I have several timeseries that I want to classify with RNNs. I would like to have the get_item method take in either a dict or tuple, specifying both time idx and sequence idx. I have implemented that here.
class MLDataWrangler(zrfr.ZRFReader, torch.utils.data.Dataset):
...
...
def __len__(self) -> int:
# return len(self._all_flexions) # number of timeseries's
return len(self._all_flexions), self._sequence_length # can I return multiple lengths?

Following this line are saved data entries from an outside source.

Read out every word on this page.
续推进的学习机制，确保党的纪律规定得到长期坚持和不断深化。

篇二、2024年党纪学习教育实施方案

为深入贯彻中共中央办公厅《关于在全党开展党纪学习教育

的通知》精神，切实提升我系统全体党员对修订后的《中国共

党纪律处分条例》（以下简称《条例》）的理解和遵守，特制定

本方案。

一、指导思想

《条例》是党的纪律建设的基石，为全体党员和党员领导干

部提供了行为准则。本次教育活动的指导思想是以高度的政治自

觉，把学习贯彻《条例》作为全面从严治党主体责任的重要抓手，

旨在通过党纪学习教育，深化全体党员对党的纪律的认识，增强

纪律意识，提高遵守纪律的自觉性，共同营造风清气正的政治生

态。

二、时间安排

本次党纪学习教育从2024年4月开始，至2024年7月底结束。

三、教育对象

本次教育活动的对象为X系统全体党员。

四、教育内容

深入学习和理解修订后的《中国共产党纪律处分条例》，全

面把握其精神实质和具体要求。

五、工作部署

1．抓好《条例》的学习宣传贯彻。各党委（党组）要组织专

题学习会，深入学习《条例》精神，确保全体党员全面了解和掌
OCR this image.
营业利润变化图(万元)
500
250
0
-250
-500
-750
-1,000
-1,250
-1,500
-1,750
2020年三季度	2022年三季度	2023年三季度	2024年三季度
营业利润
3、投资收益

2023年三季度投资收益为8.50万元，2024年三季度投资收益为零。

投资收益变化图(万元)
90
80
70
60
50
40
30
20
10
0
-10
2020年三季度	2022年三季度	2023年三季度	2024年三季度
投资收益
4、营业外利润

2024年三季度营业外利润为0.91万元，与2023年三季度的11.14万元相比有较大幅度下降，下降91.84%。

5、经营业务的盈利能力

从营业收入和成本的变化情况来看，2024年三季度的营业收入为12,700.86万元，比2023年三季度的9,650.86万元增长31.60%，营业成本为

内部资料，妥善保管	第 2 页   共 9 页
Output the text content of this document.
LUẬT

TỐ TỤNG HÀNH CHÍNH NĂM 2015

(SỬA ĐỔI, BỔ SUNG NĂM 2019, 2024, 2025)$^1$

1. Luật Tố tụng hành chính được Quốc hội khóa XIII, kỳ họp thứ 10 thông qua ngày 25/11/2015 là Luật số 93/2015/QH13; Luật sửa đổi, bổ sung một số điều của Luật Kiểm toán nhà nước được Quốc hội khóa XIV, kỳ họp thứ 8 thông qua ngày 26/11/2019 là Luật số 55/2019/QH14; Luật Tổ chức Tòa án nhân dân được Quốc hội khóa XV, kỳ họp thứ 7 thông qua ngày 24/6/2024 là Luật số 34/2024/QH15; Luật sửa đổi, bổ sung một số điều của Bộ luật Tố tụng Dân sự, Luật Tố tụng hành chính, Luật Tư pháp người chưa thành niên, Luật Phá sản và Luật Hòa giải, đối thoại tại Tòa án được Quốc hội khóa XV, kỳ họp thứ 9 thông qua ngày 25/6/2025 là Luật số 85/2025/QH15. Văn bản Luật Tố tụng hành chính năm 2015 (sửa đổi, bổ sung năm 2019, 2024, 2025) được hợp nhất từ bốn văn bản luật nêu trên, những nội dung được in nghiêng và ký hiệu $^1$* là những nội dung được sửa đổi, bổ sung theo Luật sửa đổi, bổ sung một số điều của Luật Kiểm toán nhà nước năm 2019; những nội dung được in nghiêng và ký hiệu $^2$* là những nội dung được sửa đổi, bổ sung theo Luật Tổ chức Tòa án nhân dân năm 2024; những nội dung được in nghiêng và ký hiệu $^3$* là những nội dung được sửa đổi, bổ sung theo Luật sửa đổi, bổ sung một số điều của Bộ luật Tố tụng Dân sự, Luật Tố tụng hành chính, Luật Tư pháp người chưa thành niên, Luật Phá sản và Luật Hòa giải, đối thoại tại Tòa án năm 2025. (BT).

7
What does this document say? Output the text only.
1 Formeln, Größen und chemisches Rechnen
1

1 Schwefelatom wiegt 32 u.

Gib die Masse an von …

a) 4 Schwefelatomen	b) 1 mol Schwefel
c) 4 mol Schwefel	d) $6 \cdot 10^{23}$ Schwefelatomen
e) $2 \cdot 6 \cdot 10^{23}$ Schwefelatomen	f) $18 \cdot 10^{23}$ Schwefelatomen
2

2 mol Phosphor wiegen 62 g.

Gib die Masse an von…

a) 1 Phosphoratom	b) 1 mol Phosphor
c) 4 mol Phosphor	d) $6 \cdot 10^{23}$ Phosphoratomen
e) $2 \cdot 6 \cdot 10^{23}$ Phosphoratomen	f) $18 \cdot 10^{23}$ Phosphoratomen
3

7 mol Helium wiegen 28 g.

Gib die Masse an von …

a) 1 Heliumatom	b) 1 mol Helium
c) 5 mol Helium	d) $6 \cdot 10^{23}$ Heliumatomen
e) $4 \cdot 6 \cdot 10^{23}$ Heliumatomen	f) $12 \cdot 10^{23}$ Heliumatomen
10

def __getitem__(self, idx) -> Tuple[np.ndarray, Dict[str, bool]]:
if isinstance(idx, dict):
frames = idx["frames"]
sequence = idx["flexion"]
elif hasattr(idx, "__iter__"):
frames = idx[1]
sequence = idx[0]
zrf_path = self._all_flexions[sequence]
video_pixels = self.read(zrf_path).data
# signal level (input)
if self._signame == SIGNAL_NAMES[1]:
img_pixels = video_pixels.zsig[frames].astype(np.float32) # new since stacked
elif self._signame == SIGNAL_NAMES[0]:
img_pixels = video_pixels.rfsig[frames].astype(np.float32) # new since stacked
# get finger ground truth
labels = self._data_labels[sequence][1] # since stacked
labels = np.array([labels[fing] for fing in FINGER_NAMES]).astype(np.float32) # convert dict to np array
# transform as necessary
if self.transform:
img_pixels = self.transform(img_pixels)
if self.target_transform:
labels = self.target_transform(labels)
return img_pixels.astype(np.float32), labels
My question is how do I use DataLoader on this? I assume I need a custom Sampler but I’ve tried searching and can’t figure out what I need to implement.